How Debt Relief Affects Your Credit
Debt relief choices like debt settlement or a debt management plan might be the answer for those overwhelmed by large debt. But you may be wondering if attending one of these events would negatively impact my credit score or not. You should know these things among others.
Credit Rating and Debt Relief Programs
Debt settlement: Regarding debt settlement, a corporation will assist you in paying your creditors less quantities of money for your balances. Should the matter go to a settlement, you must pay the creditor a one-time payment. There are three main ways that debt settlement could adversely affect your credit: Your credit may suffer in a few important ways from debt settlement:
- Your accounts will often be shut by the creditor which shows that you have settled for the account for less than the full balance. This means that when you are negotiating for a loan with other lenders in the future, they see that you did not repay the creditor in full.
- It feels worse when your accounts are closed in settlement as this is likely to affect your credit scores so badly. This is so since it decreases your overall credit limit and at the same time raises your credit utilization rate.
- In the same respect, paying off debts at a lower value than the full amount due is a negative credit entry and can be on the credit report for as long as seven years.
Debt management plans: For debt management plans (DMPs), a credit counselor helps you to find ways and means to reduce the interest rates and the monthly installments. Participating in a DMP impacts your credit in the following ways: Participating in a DMP impacts your credit in the following ways:
- If one signs up for a DMP, it is necessary to freeze all of their credit accounts. This limits the amount of credit available, and since credit utilization is a factor in credit scores, it ends up reducing your score.

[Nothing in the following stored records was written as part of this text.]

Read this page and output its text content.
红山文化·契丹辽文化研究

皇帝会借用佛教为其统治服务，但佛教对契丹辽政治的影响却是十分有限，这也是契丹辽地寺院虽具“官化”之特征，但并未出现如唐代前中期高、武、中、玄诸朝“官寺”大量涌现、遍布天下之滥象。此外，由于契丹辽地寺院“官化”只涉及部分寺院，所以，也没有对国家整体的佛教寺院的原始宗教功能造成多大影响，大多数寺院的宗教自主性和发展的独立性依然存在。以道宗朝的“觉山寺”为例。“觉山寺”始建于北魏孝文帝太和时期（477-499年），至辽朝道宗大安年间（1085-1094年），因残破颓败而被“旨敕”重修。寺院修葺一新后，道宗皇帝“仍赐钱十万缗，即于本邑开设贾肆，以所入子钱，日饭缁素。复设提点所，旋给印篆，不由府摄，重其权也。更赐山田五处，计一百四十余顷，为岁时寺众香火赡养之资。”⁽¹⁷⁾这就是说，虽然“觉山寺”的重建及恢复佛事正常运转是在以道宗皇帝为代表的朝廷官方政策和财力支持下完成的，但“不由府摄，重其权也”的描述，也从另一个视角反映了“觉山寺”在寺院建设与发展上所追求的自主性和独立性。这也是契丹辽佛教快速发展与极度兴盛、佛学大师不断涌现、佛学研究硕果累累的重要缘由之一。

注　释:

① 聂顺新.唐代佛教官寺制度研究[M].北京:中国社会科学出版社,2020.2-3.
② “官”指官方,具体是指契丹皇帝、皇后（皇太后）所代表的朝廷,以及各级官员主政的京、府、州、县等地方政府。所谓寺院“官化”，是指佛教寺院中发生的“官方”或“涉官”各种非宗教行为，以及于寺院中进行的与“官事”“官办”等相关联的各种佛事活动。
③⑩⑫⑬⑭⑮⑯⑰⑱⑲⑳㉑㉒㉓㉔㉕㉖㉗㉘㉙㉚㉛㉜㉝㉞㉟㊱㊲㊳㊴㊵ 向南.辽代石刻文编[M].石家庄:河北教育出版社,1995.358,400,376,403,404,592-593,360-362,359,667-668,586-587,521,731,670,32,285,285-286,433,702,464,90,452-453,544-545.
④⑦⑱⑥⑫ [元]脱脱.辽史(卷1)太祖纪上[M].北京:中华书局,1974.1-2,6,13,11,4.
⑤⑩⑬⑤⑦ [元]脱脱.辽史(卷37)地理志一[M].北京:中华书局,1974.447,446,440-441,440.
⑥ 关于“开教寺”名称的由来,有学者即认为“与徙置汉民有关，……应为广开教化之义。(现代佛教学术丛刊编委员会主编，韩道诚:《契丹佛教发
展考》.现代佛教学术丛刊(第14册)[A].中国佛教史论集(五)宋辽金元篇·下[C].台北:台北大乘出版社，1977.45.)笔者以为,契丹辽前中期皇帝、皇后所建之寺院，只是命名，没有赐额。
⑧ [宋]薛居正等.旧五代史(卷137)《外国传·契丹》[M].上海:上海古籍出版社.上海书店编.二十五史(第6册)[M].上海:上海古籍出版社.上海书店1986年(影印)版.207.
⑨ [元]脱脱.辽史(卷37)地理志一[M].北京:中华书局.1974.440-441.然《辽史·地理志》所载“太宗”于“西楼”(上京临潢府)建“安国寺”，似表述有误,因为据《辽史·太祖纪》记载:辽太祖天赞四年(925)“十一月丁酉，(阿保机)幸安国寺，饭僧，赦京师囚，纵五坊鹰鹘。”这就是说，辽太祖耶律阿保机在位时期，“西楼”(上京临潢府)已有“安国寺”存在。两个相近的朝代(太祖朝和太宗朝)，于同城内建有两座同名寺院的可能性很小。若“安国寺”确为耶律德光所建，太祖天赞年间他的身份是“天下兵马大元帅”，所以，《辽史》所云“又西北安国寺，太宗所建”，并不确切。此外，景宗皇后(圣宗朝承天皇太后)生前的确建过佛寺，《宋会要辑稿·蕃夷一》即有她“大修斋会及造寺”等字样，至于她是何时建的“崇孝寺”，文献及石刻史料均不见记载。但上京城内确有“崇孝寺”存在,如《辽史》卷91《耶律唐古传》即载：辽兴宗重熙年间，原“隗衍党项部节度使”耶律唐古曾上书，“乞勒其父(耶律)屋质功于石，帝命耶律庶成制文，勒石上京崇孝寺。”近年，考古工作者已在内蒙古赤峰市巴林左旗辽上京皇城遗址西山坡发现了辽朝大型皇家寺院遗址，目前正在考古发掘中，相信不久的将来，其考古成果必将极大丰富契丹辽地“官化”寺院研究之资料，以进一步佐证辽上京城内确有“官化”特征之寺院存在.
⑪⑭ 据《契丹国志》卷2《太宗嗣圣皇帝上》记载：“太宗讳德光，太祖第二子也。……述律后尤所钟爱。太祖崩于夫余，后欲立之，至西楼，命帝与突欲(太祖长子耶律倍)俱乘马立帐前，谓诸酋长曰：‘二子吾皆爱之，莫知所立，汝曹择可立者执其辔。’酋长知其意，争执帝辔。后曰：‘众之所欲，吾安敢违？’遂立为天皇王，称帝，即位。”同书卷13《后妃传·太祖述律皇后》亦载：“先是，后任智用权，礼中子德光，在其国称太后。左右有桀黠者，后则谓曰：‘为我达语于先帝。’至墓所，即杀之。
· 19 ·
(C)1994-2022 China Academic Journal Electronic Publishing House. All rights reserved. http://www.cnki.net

- The accounts simply reflect that they have been closed and not that they were paid as agreed, which is a disadvantage when rating your credit.
- However, debt management plans are known to be less credit-damaging as opposed to debt-settling. If all the above is done and the program is completed successfully, the client can begin the process of having his/her credit score restored.
Balancing Credit Risk and Credit Opportunities
Of course, as it has been previously observed, both debt settlement and DMPs are somewhat damaging to your credit score, to one extent or another. In the long run, paying off all the debts will assist one in handling credit responsibly in the long run. Debt can be dealt with or consolidated through a management plan that will reduce the number of calls, get rid of the extraordinarily high interest rates, and assist you in paying what is owed at a rate that you can afford.
To attain the highest level of success, it is advisable to engage your creditors at the time of enrolment to a program and show a positive attitude towards repaying the remaining debts. However, the accounts should remain current going forward and should not deviate from the path if that would lead to a higher risk of accounts receivable write-offs. After that, when debts are paid through the settlement or the DMP, it is also possible to work on the credit repair by minimally using the credit cards, paying off the balances on time, and showing over time that you have learned better ways of taking and handling credit.
In short – while applying for debt relief solutions can have the effect of initially damaging your credit report and score, in the long run, management of debt and getting debt burdens under control works better and prepares one again for responsible credit usage. And that is what future lenders are most concerned about – positive credit behavior.